Do I need to register as a broker-dealer?

Most “brokers” and “dealers” must register with the SEC and join a self-regulatory organization (“SRO”).

Brokers

Section 3(a)(4)(A) of the 1934 Act defines a “broker” as “any person engaged in the business of effecting transactions in securities for the account of others.” The SEC has indicated that affirmative answers to the following questions may indicate that a person or firm needs to register as a broker:

  • Do you participate in important parts of a securities transaction, including solicitation, negotiation, or execution of the transaction?
  • Does your compensation for participation in the transaction depend upon, or is it related to, the outcome or size of the transaction or deal? Do you receive trailing commissions, such as 12b-1 fees? Do you receive any other transaction-related compensation?
  • Are you otherwise engaged in the business of effecting or facilitating securities transactions?
  • Do you handle the securities or funds of others in connection with securities transactions?

Dealers

Section 3(a)(5)(A) of the 1934 Act defines a “dealer” as “any person engaged in the business of buying and selling securities for his own account, through a broker or otherwise.”  The SEC has indicated that affirmative answers to the following questions may indicate that a person or firm needs to register as a dealer:

  • Do you advertise or otherwise let others know that you are in the business of buying and selling securities?
  • Do you do business with the public (either retail or institutional)?
  • Do you make a market in, or quote prices for both purchases and sales of, one or more securities?
  • Do you participate in a “selling group” or otherwise underwrite securities?
  • Do you provide services to investors, such as handling money and securities, extending credit, or giving investment advice?
  • Do you write derivatives contracts that are securities?

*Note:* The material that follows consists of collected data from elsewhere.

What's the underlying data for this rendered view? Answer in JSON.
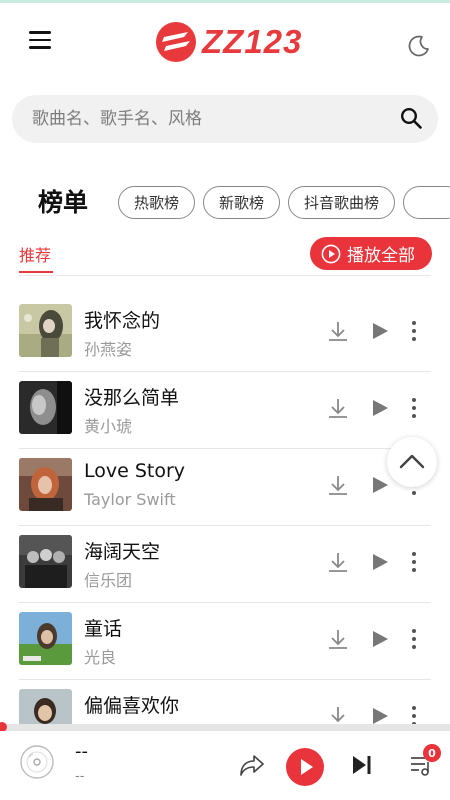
{
  "app": {
    "brand_name": "ZZ123",
    "brand_color": "#e83a3d",
    "icons": {
      "menu": "menu-icon",
      "theme": "moon-icon",
      "search": "search-icon"
    }
  },
  "search": {
    "placeholder": "歌曲名、歌手名、风格",
    "value": ""
  },
  "charts": {
    "title": "榜单",
    "chips": [
      "热歌榜",
      "新歌榜",
      "抖音歌曲榜"
    ],
    "active_tab": "推荐",
    "play_all_label": "播放全部"
  },
  "songs": [
    {
      "title": "我怀念的",
      "artist": "孙燕姿"
    },
    {
      "title": "没那么简单",
      "artist": "黄小琥"
    },
    {
      "title": "Love Story",
      "artist": "Taylor Swift"
    },
    {
      "title": "海阔天空",
      "artist": "信乐团"
    },
    {
      "title": "童话",
      "artist": "光良"
    },
    {
      "title": "偏偏喜欢你",
      "artist": ""
    }
  ],
  "player": {
    "now_title": "--",
    "now_artist": "--",
    "queue_count": "0",
    "progress": 0
  }
}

How do I register as a broker-dealer?

Most brokers and dealers must register with the SEC and become members of FINRA.

SEC Registration

Broker-dealers register by filing an application on Form BD.  Form BD asks questions about the background of the broker-dealer and its principals, controlling persons, and employees. The SEC must either grant registration or institute proceedings to determine whether the application should be denied within 45 days of the filing of a completed application.  In practice, the SEC’s review of broker-dealer applications is usually perfunctory.  If an application is facially acceptable, the SEC will normally permit the applicant to be registered, subject to the applicant’s acceptance by FINRA.

A broker-dealer must promptly update its Form BD by filing amendments whenever the information on file becomes inaccurate or incomplete for any reason.

FINRA Application

In practice, FINRA rather than the SEC reviews applicants’ qualifications. Applying to FINRA involves the following steps:

  • An applicant must request and reserve a name for its broker-dealer with FINRA’s Department of Registration and Disclosure.
  • The application consists of:
    • Form NMA;
    • the applicant’s signed and notarized paper Form BD;
    • a FINRA-approved fingerprint card and a Form U4 for each associated person of the prospective broker-dealer who is to be registered with FINRA;
    • a New Member Assessment Report;
    • payment of the required application, registration, and other fees;
    • an executed FINRA Entitlement Program Agreement and Terms of Use and FINRA Member Firm Account Administrator Entitlement Form(s);
    • a detailed business plan;
    • disclosure of any temporary or permanent adverse decisions regarding it or any of its associated persons as to securities registration or licensing;
    • a list of its associated persons and any other persons or firms exercising control over its business activities;
    • documentation of any criminal actions, regulatory actions, investment-related civil actions or arbitrations, investment-related customer complaints against the applicant or associated person;
    • documentation of any termination or resignation because of a violation of regulations, rules, or industry standards;
    • description of remedial training, continuing education, or heightened supervision imposed by any federal or state authorities or SROs;
    • any draft or final agreements with service firms, banks, or clearing corporations;
    • a copy of its written supervisory procedures;
    • a description of its proposed recordkeeping system; and
    • a written continuing education program.
  • Before deciding upon an application, FINRA will conduct an interview with the applicant.  The interview must be conducted by the later of (i) 90 days after the filing of the application, or (ii) 60 days after the submission of any supplementary documentation.
  • FINRA must issue a written decision within 30 days of the later of the interview or the submission of additional documents and information.

SIPC Membership

Every registered broker-dealer (other than a broker-dealer that transacts solely in investment company shares) must be a member of the Securities Investor Protection Corporation.

State Registration

A broker-dealer may be required under state law to register in the state or states where it will be conducting business.